Rudy Aernoudt
Economie et démocratie: “Ce qui compte aujourd’hui, c’est le pouvoir d’achat”
L’année 2024 est importante pour la démocratie. Plus de 2 milliards de personnes pourront voter dans l’Union européenne, aux Etats-Unis, en Inde, au Mexique et en Afrique du Sud, entre autres. Existe-t-il un lien entre le comportement électoral et l’économie ? Prenons les élections néerlandaises de 2023 comme point de départ pour notre réflexion.

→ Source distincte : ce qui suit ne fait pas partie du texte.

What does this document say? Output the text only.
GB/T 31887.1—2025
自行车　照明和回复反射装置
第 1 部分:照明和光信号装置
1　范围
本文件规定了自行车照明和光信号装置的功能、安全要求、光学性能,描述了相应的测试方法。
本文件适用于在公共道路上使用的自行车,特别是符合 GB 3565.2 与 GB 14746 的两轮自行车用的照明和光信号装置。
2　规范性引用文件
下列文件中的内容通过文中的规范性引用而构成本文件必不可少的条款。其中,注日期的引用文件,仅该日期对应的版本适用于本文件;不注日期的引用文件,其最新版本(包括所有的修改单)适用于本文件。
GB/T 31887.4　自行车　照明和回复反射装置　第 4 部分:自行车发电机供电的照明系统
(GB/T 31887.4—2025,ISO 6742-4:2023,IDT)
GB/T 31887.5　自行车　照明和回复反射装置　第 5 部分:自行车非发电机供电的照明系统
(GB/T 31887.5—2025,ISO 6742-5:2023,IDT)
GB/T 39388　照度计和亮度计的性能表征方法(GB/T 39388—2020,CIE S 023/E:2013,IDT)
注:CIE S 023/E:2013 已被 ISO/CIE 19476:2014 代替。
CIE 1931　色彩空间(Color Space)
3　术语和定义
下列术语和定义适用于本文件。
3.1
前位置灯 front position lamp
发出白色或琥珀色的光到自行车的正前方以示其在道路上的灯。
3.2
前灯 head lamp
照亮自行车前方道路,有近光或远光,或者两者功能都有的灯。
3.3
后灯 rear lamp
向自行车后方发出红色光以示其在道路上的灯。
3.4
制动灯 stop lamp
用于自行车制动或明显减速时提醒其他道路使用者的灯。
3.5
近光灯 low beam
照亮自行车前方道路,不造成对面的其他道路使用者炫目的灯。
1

Le budget néerlandais est tout juste en équilibre avec un déficit de 1,6 % du produit intérieur brut. Les dettes s’élèvent à 350 milliards, soit 47 % du produit intérieur brut, ce qui est bien inférieur à la norme de Maastricht de 60 %. Exprimée par habitant, la dette publique s’élève à 21.000 euros. En revanche, la Belgique se dirige vers le déficit budgétaire le plus important de l’UE en 2024, soit 4,1 % ou 33 milliards d’euros. La montagne de dettes ne fera alors que grossir pour atteindre 550 milliards, soit 107 % du produit intérieur brut, ce qui représente presque le double de la norme de Maastricht. Chaque nouveau-né en Belgique reçoit une “prime de naissance” de 50.000 euros de dette publique.
La meilleure façon de réduire cette montagne de dettes est d’atteindre un taux d’emploi élevé. En Belgique, ce n’est pas le cas. Le taux d’emploi n’est que de 73 %, la Flandre-Orientale et bientôt la Flandre-Occidentale étant les seules provinces à atteindre l’objectif de 80 %. A l’autre bout du spectre, on trouve le Hainaut avec 61 %.
Un faible taux d’emploi et des déficits budgétaires ne sont apparemment pas des éléments décisifs aux yeux des électeurs. Ce qui compte aujourd’hui, c’est le pouvoir d’achat.
Les Pays-Bas en sont à 83 %. Un pourcentage dont nous ne pouvons que rêver. Les lecteurs critiques peuvent penser que l’emploi est vraisemblablement lié au secteur public. Après tout, le plus grand employeur est ce secteur. En Europe, 17 % des travailleurs du secteur public travaillent au niveau national, régional ou local. Cependant, les Pays-Bas se situent bien en dessous de cette moyenne européenne avec 12 % des personnes employées. L’Allemagne est encore plus bas, avec 11 %. En Flandre, 18,9 % ou 576.000 personnes y travaillent; en Wallonie 24,9 % ou 350.000; à Bruxelles 26,9 % ou 136.000. En chiffres absolus, en Belgique, 1.062.000 personnes travaillent pour l’Etat, soit 21,4 % en moyenne. Si la Belgique enregistrait le même pourcentage que les Pays-Bas, l’Etat belge devrait se contenter de 595.000 personnes, soit 467.000 de moins. Bien entendu, il ne s’agit pas seulement d’une question de quantité. Selon une analyse de la Banque mondiale portant sur la qualité des fonctionnaires et l’indépendance de la politique, l’Etat néerlandais obtient un score supérieur de 50 % par rapport à la Belgique.
Les élections néerlandaises nous apprennent donc qu’un gouvernement obèse, un faible taux d’emploi et des déficits budgétaires ne sont apparemment pas des éléments décisifs aux yeux des électeurs. Ce qui compte aujourd’hui, c’est le pouvoir d’achat. Aux Pays-Bas, de plus en plus de personnes ont du mal à boucler leurs fins de mois. Les coûts de l’énergie et de l’alimentation augmentent. Les logements sociaux et autres logements abordables sont extrêmement rares. La classe moyenne est évincée et disparaît progressivement. Aux Pays-Bas, 66 % des impôts sont payés par la classe moyenne. Et oui, c’est aussi, et même surtout, le cas en Belgique, où la classe moyenne écrasée paie 76 % de tous les impôts. A titre d’exemple, la charge fiscale d’une personne seule disposant d’un revenu moyen est de 32 % aux Pays-Bas, contre 52 % en Belgique. C’est l’humus parfait pour ce que le philosophe français René Girard appelle le mécanisme du bouc émissaire, qui consiste à rechercher des individus ou des groupes jugés responsables de cet appauvrissement. Et cela se traduit dans les urnes.